Blog: Parole – the Bailey judgement – a key change ruled unlawful
PRT director Peter Dawson has written a blog about the judgement from The High Court published today about the chaotic introduction of legislation and guidance that prevented experts from giving the Parole Board their view on whether a prisoner could safely be released or sent to open conditions.
The High Court has today published a judgement about the chaotic introduction of legislation and guidance that prevented the Secretary of State’s experts from giving the parole board their view on whether a prisoner could safely be released or sent to open conditions. It could not be much clearer about the fundamental mistakes Dominic Raab committed in pushing it through.
The brief history is that, following the embarrassment of cases where he had personally disagreed with a parole board decision in a high profile case, but was confronted with the fact that his own experts had agreed with the board, Dominic Raab decided to ban those experts from giving recommendations in all cases. This went much further than a proposal made as part of the “root and branch review” of parole published in March last year, which would have required a “single view” prepared by the Secretary of State in advance of hearings about the most high profile cases – expected to number about 150 a year. The change was given effect by an amendment to the secondary legislation that governs parole processes and in guidance to HMPPS staff issued in July 2022 and then amended in October 22.
Following a judicial review on behalf of two prisoners affected by this change, the High Court has concluded that both the secondary legislation and both sets of guidance are unlawful. This is what the court says:
“There was no legal basis for these instructions, which would induce report writers to breach their legal obligations.”

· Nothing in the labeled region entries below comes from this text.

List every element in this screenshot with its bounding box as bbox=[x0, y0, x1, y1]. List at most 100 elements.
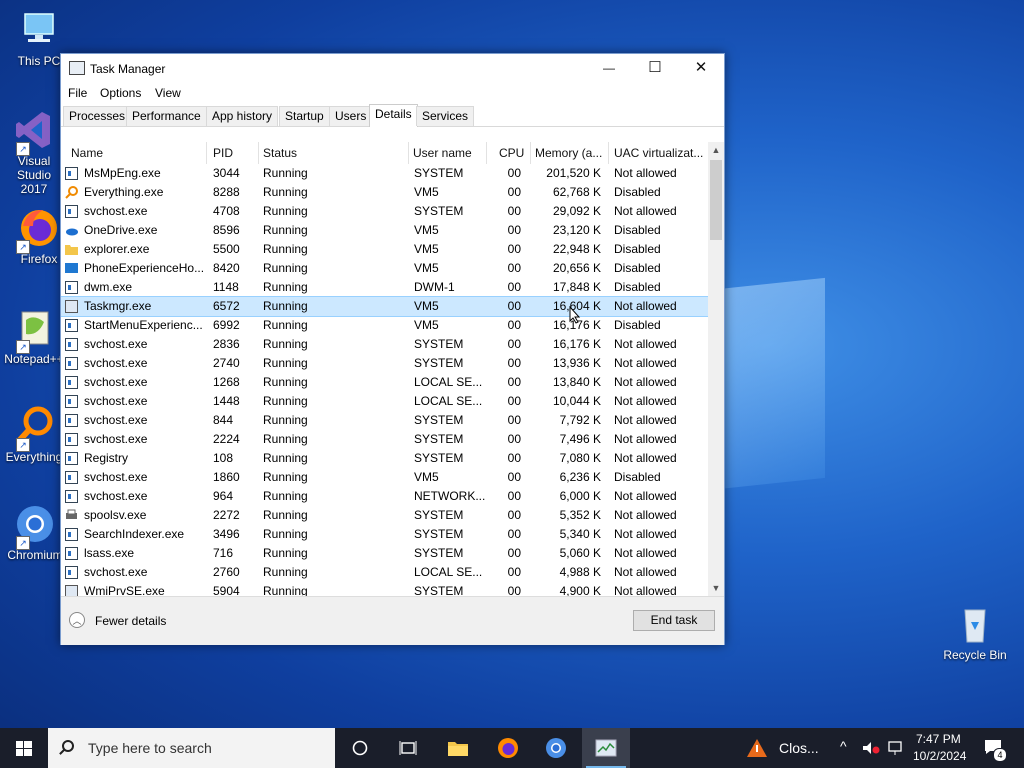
vertical-scrollbar[interactable]: ▲ ▼ bbox=[708, 142, 724, 596]
desktop-icon-recycle-bin[interactable]: Recycle Bin bbox=[938, 602, 1012, 662]
column-header-pid[interactable]: PID bbox=[209, 142, 259, 164]
column-header-memory[interactable]: Memory (a... bbox=[531, 142, 609, 164]
table-row[interactable]: lsass.exe 716 Running SYSTEM 00 5,060 K Not al… bbox=[61, 544, 708, 563]
process-uac: Not allowed bbox=[614, 451, 677, 465]
process-pid: 3044 bbox=[213, 166, 240, 180]
desktop-icon-chromium[interactable]: ↗ Chromium bbox=[2, 502, 68, 562]
process-uac: Not allowed bbox=[614, 489, 677, 503]
process-status: Running bbox=[263, 470, 308, 484]
start-button[interactable] bbox=[0, 728, 48, 768]
process-cpu: 00 bbox=[507, 318, 521, 332]
process-name: OneDrive.exe bbox=[84, 223, 158, 237]
tab-performance[interactable]: Performance bbox=[126, 106, 207, 126]
scroll-down-icon[interactable]: ▼ bbox=[708, 580, 724, 596]
tab-details[interactable]: Details bbox=[369, 104, 418, 127]
table-row[interactable]: svchost.exe 4708 Running SYSTEM 00 29,092 K No… bbox=[61, 202, 708, 221]
desktop-icon-everything[interactable]: ↗ Everything bbox=[2, 404, 66, 464]
process-cpu: 00 bbox=[507, 166, 521, 180]
table-row[interactable]: svchost.exe 2760 Running LOCAL SE... 00 4,988… bbox=[61, 563, 708, 582]
tab-users[interactable]: Users bbox=[329, 106, 373, 126]
taskbar-explorer[interactable] bbox=[434, 728, 482, 768]
table-row[interactable]: dwm.exe 1148 Running DWM-1 00 17,848 K Disable… bbox=[61, 278, 708, 297]
shortcut-arrow-icon: ↗ bbox=[16, 536, 30, 550]
table-row[interactable]: Registry 108 Running SYSTEM 00 7,080 K Not all… bbox=[61, 449, 708, 468]
process-cpu: 00 bbox=[507, 489, 521, 503]
clock-date[interactable]: 10/2/2024 bbox=[913, 749, 966, 763]
table-row[interactable]: svchost.exe 2836 Running SYSTEM 00 16,176 K No… bbox=[61, 335, 708, 354]
table-row[interactable]: spoolsv.exe 2272 Running SYSTEM 00 5,352 K Not… bbox=[61, 506, 708, 525]
tab-startup[interactable]: Startup bbox=[279, 106, 330, 126]
table-row[interactable]: StartMenuExperienc... 6992 Running VM5 00 16,… bbox=[61, 316, 708, 335]
table-row[interactable]: Taskmgr.exe 6572 Running VM5 00 16,604 K Not a… bbox=[61, 296, 708, 317]
table-row[interactable]: svchost.exe 2740 Running SYSTEM 00 13,936 K No… bbox=[61, 354, 708, 373]
table-row[interactable]: Everything.exe 8288 Running VM5 00 62,768 K Di… bbox=[61, 183, 708, 202]
menu-options[interactable]: Options bbox=[100, 86, 141, 100]
process-status: Running bbox=[263, 565, 308, 579]
column-header-user[interactable]: User name bbox=[409, 142, 487, 164]
table-row[interactable]: svchost.exe 844 Running SYSTEM 00 7,792 K Not … bbox=[61, 411, 708, 430]
table-row[interactable]: svchost.exe 1448 Running LOCAL SE... 00 10,04… bbox=[61, 392, 708, 411]
taskbar-firefox[interactable] bbox=[484, 728, 532, 768]
clock-time[interactable]: 7:47 PM bbox=[916, 732, 961, 746]
tab-processes[interactable]: Processes bbox=[63, 106, 132, 126]
fewer-details-link[interactable]: Fewer details bbox=[95, 614, 166, 628]
desktop-icon-label: This PC bbox=[17, 54, 61, 68]
tab-app-history[interactable]: App history bbox=[206, 106, 279, 126]
cortana-button[interactable] bbox=[336, 728, 384, 768]
process-uac: Not allowed bbox=[614, 204, 677, 218]
menu-file[interactable]: File bbox=[68, 86, 87, 100]
menu-view[interactable]: View bbox=[155, 86, 181, 100]
table-row[interactable]: WmiPrvSE.exe 5904 Running SYSTEM 00 4,900 K No… bbox=[61, 582, 708, 596]
table-row[interactable]: MsMpEng.exe 3044 Running SYSTEM 00 201,520 K N… bbox=[61, 164, 708, 183]
warning-notification-icon[interactable] bbox=[746, 738, 768, 758]
process-uac: Not allowed bbox=[614, 375, 677, 389]
process-name: svchost.exe bbox=[84, 204, 148, 218]
network-icon[interactable] bbox=[887, 740, 903, 756]
table-row[interactable]: SearchIndexer.exe 3496 Running SYSTEM 00 5,34… bbox=[61, 525, 708, 544]
process-name: WmiPrvSE.exe bbox=[84, 584, 165, 596]
process-status: Running bbox=[263, 451, 308, 465]
column-header-uac[interactable]: UAC virtualizat... bbox=[610, 142, 706, 164]
process-pid: 8596 bbox=[213, 223, 240, 237]
task-view-button[interactable] bbox=[384, 728, 432, 768]
end-task-button[interactable]: End task bbox=[633, 610, 715, 631]
notification-label[interactable]: Clos... bbox=[779, 740, 819, 756]
desktop-icon-visual-studio[interactable]: ↗ Visual Studio 2017 bbox=[2, 108, 66, 196]
taskbar-chromium[interactable] bbox=[532, 728, 580, 768]
process-pid: 6992 bbox=[213, 318, 240, 332]
taskbar-search-box[interactable]: Type here to search bbox=[48, 728, 335, 768]
tab-services[interactable]: Services bbox=[416, 106, 475, 126]
minimize-button[interactable]: — bbox=[586, 54, 632, 82]
table-row[interactable]: svchost.exe 1860 Running VM5 00 6,236 K Disabl… bbox=[61, 468, 708, 487]
process-user: DWM-1 bbox=[414, 280, 455, 294]
desktop-icon-notepad[interactable]: ↗ Notepad++ bbox=[2, 306, 66, 366]
table-row[interactable]: OneDrive.exe 8596 Running VM5 00 23,120 K Disa… bbox=[61, 221, 708, 240]
process-svc-icon bbox=[65, 319, 78, 332]
close-button[interactable]: ✕ bbox=[678, 54, 724, 82]
process-user: SYSTEM bbox=[414, 204, 464, 218]
chevron-up-icon[interactable]: ^ bbox=[840, 738, 847, 754]
process-pid: 1148 bbox=[213, 280, 239, 294]
scroll-up-icon[interactable]: ▲ bbox=[708, 142, 724, 158]
scroll-thumb[interactable] bbox=[710, 160, 722, 240]
process-svc-icon bbox=[65, 471, 78, 484]
maximize-button[interactable]: ☐ bbox=[632, 54, 678, 82]
volume-muted-icon[interactable] bbox=[862, 741, 880, 755]
table-row[interactable]: explorer.exe 5500 Running VM5 00 22,948 K Disa… bbox=[61, 240, 708, 259]
column-header-name[interactable]: Name bbox=[67, 142, 207, 164]
column-header-status[interactable]: Status bbox=[259, 142, 409, 164]
process-mem: 22,948 K bbox=[552, 242, 601, 256]
table-row[interactable]: svchost.exe 964 Running NETWORK... 00 6,000 K… bbox=[61, 487, 708, 506]
process-cpu: 00 bbox=[507, 584, 521, 596]
process-cpu: 00 bbox=[507, 356, 521, 370]
column-header-cpu[interactable]: CPU bbox=[495, 142, 531, 164]
shortcut-arrow-icon: ↗ bbox=[16, 142, 30, 156]
table-row[interactable]: PhoneExperienceHo... 8420 Running VM5 00 20,6… bbox=[61, 259, 708, 278]
table-row[interactable]: svchost.exe 1268 Running LOCAL SE... 00 13,84… bbox=[61, 373, 708, 392]
table-row[interactable]: svchost.exe 2224 Running SYSTEM 00 7,496 K Not… bbox=[61, 430, 708, 449]
process-name: svchost.exe bbox=[84, 489, 148, 503]
chevron-up-icon[interactable]: ︿ bbox=[69, 612, 85, 628]
taskbar-task-manager[interactable] bbox=[582, 728, 630, 768]
title-bar[interactable]: Task Manager — ☐ ✕ bbox=[61, 54, 724, 82]
process-svc-icon bbox=[65, 414, 78, 427]
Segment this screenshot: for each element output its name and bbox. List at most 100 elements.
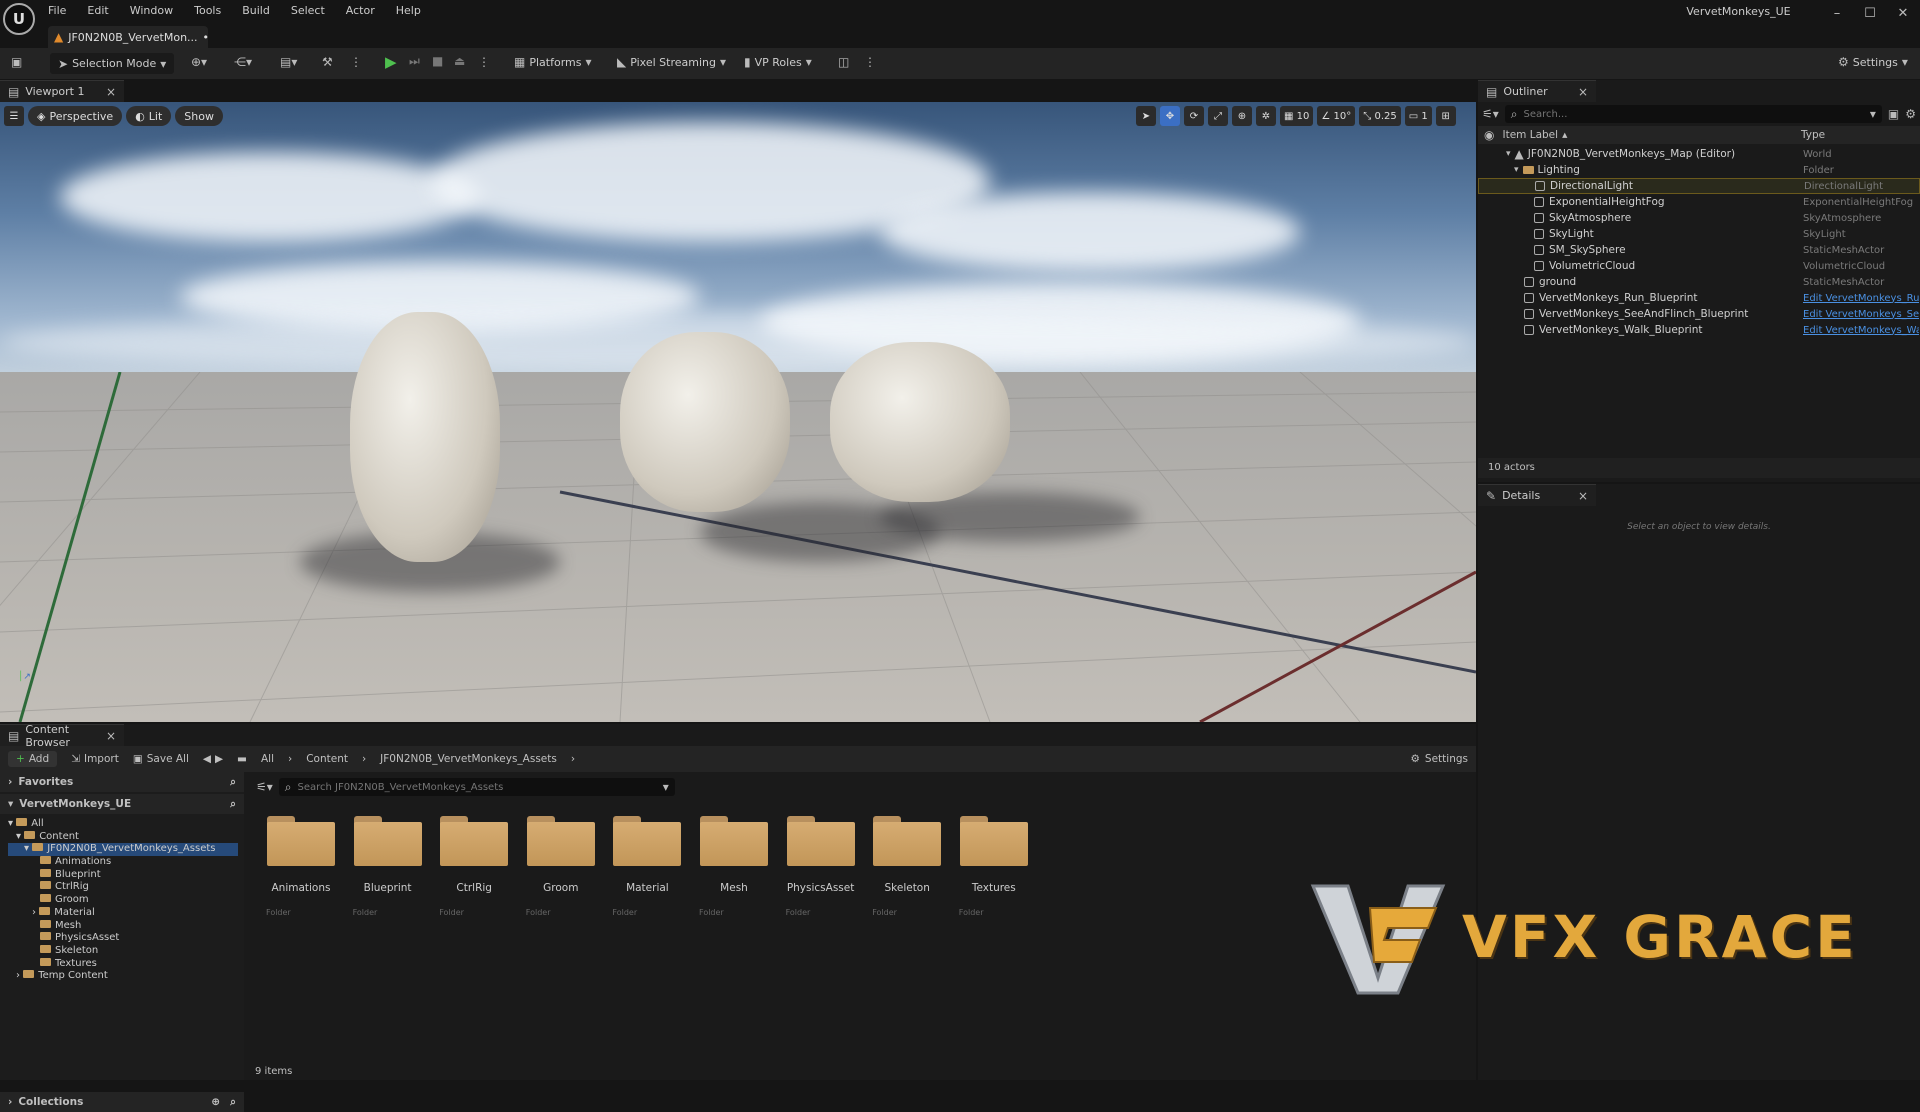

The court has even invited further submissions on the question of whether the Secretary of State has required his staff to act in a way which is in contempt of court.
At the time this was all happening last summer, it was obvious that officials were having to cobble a policy together at breakneck speed, with no consultation and with only a hazy idea of what the justification for such a dramatic change might be. As a result of a Freedom of Information request from PRT, the private exasperation of the unconsulted Parole Board became public, and is quoted in the judgement. Officials were reduced to producing a “script” for staff appearing at hearings which would not have looked out of place in an episode of “Yes, Minister”, as it tried to navigate through the challenge of sparing the Justice Secretary’s blushes while meeting the legal and professional obligations of a witness to a judicial proceeding.
The full text of the judgement includes a fascinating and rarely seen glimpse of what was happening in the corridors of the ministry during the chaotic run-up to the new rules being introduced in June 2022. Extracts of minutes of meetings between Dominic Raab and the senior officials responsible show what was actually driving the change in policy. It bore little relation to the submissions made to the court at this judicial review. As the lead official for the policy put it:
“This would fix(a) major presentational issue”
This was never about better decision making, or even public protection, but about political embarrassment.
But on another central issue those meetings also reveal the private opinion of the Justice Secretary on a very central issue. The judgement repeatedly confirms that the Parole Board has a judicial, and therefore scrupulously independent function:
“It is … well established that, when exercising powers in relation to the Board, the Secretary of State must not to do anything that undermines or would be perceived as undermining the independence of the Board or that encroaches upon or interferes with the exercise by the Board of its judicial responsibilities.”
And that is because:
“A review of …. domestic (legal) authority demonstrates that the applicable principles first articulated in Strasbourg march in step with the doctrine of the separation of powers, which in this context is reflected in the common law principle that decisions about the liberty of the subject should be taken by a body which is independent of the executive and impartial as between the parties, save where Parliament expressly provides to the contrary.”
That is both clear and, for most people, uncontroversial. But this phrase appears in a note of a meeting attended by Dominic Raab (the Deputy Prime Minister, or “DPM”), his Permanent Secretary and the lead policy official:
“Outlined that he (DPM) believes the Parole Board is not judicial in its function but is a fact finding process”
It really couldn’t be any clearer that the DPM – Dominic Raab – is choosing to ignore what the law clearly provides.
This judgement really matters. As the court states, the Secretary of State’s actions “may well have resulted in prisoners being released who would not otherwise have been released and in prisoners not being released who would otherwise have been released.” This is not just poor policy making and poor administration, it’s an undermining of a process designed to treat prisoners fairly and keep the public safe.
But it matters also for what it shows about the presentational motivation behind the government’s approach to the parole process, and for the Justice Secretary’s fundamental refusal to accept that, in the absence of explicit statutory authority to the contrary, the liberty of the individual should be determined by a court, not by him.
This is all potentially relevant to legal challenges to the current refusal to send almost all indeterminate sentence prisoners to open prisons. But it is also relevant to the promised legislation which may give the Secretary of State the final say in decisions to release someone on parole. The rule change which the court has declared unlawful in this case was not even debated in parliament before it came into effect. It’s crucial that both MPs and Peers – the legislature – now do their job of restraining this over-mighty executive.